We all laughed at that. They drove me back to my office, and on the way I asked the question that had been on my mind for most of the past hour. “Not that I’m complaining,” I said, “but how come you brought me in on all this?”
They glanced quickly at each other, then at me. “No reason not to,” Larry said. “We aren’t telling you anything you won’t know anyway.”
“True, but—”
“And inter-service rivalry doesn’t quite enter the picture this time, does it? We’re no saints, we hate to see you boys grab all the glory, but there’s not going to be any glory in this one, not up here in South Dakota. The trucks leave here on schedule. If the Texas truck arrives on time, that’s routine. If somebody makes a play for it, then whoever’s on the spot can be glorious. And if a long shot comes through and the crackpots pull it off, they won’t be passing out glory. They’ll be pouring out shit with a ladle.”
“Oh,” I said.
Larry O’Gara grinned. “So naturally we want you in on the planning,” he said. “You’ll be one more person for them to pour the shit on.”
I went to my office and closed the door. I opened the telegram. For the first time it wasn’t even coded. It said SCRATCH UNDERDOG SIT TIGHT.
I still had the telegram in my hand when the door opened. It was O’Gara. “We just got one of those ourselves,” he said. “I hope to Christ I never become a general. I’d hate to spend my declining years acting like an idiot. Did you get the same news we got?”
“I don’t know,” I said. I decided the hell with it and handed him the wire. “You tell me,” I said.

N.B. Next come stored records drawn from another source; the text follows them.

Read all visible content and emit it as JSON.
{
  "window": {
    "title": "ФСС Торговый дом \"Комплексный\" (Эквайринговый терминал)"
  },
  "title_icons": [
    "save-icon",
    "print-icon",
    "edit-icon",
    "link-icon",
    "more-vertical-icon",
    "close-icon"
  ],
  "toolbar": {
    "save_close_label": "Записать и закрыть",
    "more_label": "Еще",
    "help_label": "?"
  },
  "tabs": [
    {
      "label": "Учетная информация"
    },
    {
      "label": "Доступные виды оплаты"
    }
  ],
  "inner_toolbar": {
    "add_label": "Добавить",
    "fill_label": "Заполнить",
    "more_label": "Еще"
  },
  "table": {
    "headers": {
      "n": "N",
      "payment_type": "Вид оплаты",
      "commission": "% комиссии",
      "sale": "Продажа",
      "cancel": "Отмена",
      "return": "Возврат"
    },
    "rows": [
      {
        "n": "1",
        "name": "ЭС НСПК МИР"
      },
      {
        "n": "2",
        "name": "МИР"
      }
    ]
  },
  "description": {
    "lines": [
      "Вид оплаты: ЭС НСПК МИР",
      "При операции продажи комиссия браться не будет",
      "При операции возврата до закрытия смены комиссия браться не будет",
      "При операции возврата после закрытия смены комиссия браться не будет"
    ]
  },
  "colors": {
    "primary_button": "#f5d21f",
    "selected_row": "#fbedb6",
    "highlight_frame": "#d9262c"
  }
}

He read it. “Uh-huh. Well, that’s half of it. Underdog meant the original shipping date, right?”
It didn’t, but I nodded.
“You’ll probably get the rest in a few minutes, unless your people don’t have it yet. You knew of course that shipping date was Thursday.”
“I don’t recall anybody mentioning it.”
“No, we didn’t tell you and you didn’t tell us. Actually we took it for granted that you knew, and you realize how secrecy becomes a habit in this game. Well, they moved it up.”